There is a distinct warm season preponderance of lightning strikes, with summer months receiving the most lightning and winter months the least. Warmer surface air temperatures were cited by Williams (1994) as the cause of seasonal variation in lightning activity. In addition, monsoonal storms are more prevalent in summer. Monsoon flows from regions to the south and southeast reach their peak in August, and their effect on lightning is most pronounced during that month in the Southeastern Deserts and South Coast bioregions. These monsoon episodes are prevalent during periods with strengthened high pressure systems over southwestern United States, allowing tongues of moist air to flow into the California region. This period precedes the season of most extreme fire weather and Santa Ana winds (Wells and McKinsey 1995). Santa Ana winds are most common from October through March and occur during extremely dry episodes under very stable atmospheric conditions, conditions that are not conducive for lightning (Westerling et al. 2004). In the remainder of the bioregions, peak lightning activity coincides with summer weather conditions conducive for fire ignition and spread.

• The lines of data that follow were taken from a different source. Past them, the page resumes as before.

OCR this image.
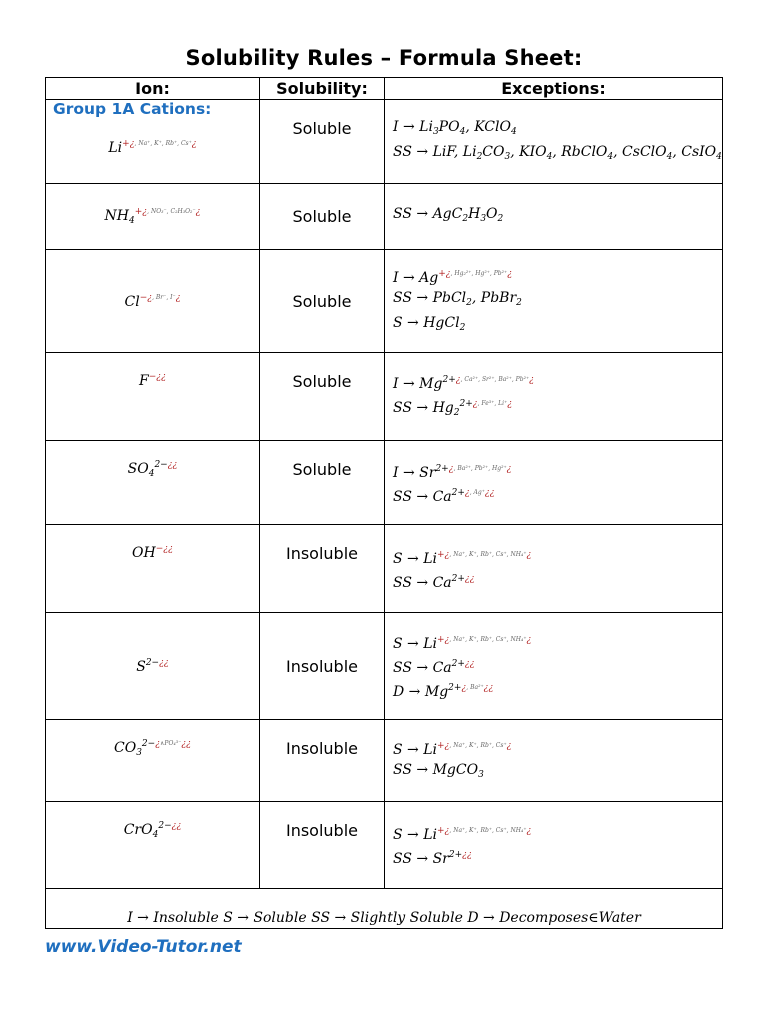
Solubility Rules – Formula Sheet:
Ion:	Solubility:	Exceptions:

Group 1A Cations:
$Li^{+¿, Na^+, K^+, Rb^+, Cs^+¿}$	Soluble	$I \to Li_3PO_4$, KClO$_4$
SS → LiF, $Li_2CO_3$, $KIO_4$, RbClO$_4$, CsClO$_4$, CsIO$_4$

$NH_4^{+¿, NO_3^-, C_2H_3O_2^-¿}$	Soluble	SS → $AgC_2H_3O_2$

$Cl^{-¿, Br^-, I^-¿}$	Soluble	$I \to Ag^{+¿, Hg_2^{2+}, Hg^{2+}, Pb^{2+}¿}$
SS → PbCl$_2$, PbBr$_2$
S → HgCl$_2$

F−¿¿	Soluble	$I \to Mg^{2+¿, Ca^{2+}, Sr^{2+}, Ba^{2+}, Pb^{2+}¿}$
SS → $Hg_2^{2+¿, Fe^{3+}, Li^+¿}$

$SO_4^{2-¿¿}$	Soluble	$I \to Sr^{2+¿, Ba^{2+}, Pb^{2+}, Hg^{2+}¿}$
SS → $Ca^{2+¿, Ag^+¿¿}$

OH−¿¿	Insoluble	$S \to Li^{+¿, Na^+, K^+, Rb^+, Cs^+, NH_4^+¿}$
SS → $Ca^{2+¿¿}$

$S^{2-¿¿}$	Insoluble	$S \to Li^{+¿, Na^+, K^+, Rb^+, Cs^+, NH_4^+¿}$
SS → $Ca^{2+¿¿}$
$D \to Mg^{2+¿, Ba^{2+}¿¿}$

$CO_3^{2-¿\wedge PO_4^{3-}¿¿}$	Insoluble	$S \to Li^{+¿, Na^+, K^+, Rb^+, Cs^+¿}$
SS → MgCO$_3$

CrO$_4^{2-¿¿}$	Insoluble	$S \to Li^{+¿, Na^+, K^+, Rb^+, Cs^+, NH_4^+¿}$
SS → $Sr^{2+¿¿}$

I → Insoluble S → Soluble SS → Slightly Soluble D → Decomposes∈Water		
www.Video-Tutor.net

Hourly distributions of strikes for each bioregion were similar, with most strikes occurring in the mid to late afternoon and the least in the early morning. Late afternoon is also the time of the day when air temperature reaches its maximum and fires ignite and burn easily. This is particularly true in the Klamath Mountains, Southern Cascades, Northeastern Plateaus, and Sierra Nevada bioregions. Historically, sufficient fuel and burning conditions combined with lightning ignitions to produce frequent low to moderate intensity fires in those bioregions. The Southeastern Deserts, South Coast, and Central Valley bioregions were the exceptions with the lowest number of strikes coming between 0900 h and 1200 h. Those regions are most directly affected by summer monsoons, which reach their peak in the afternoon but do not taper off until mid-morning (King and Balling 1994). Afternoons are also when surface air temperatures and orographic lifting reach their maximum.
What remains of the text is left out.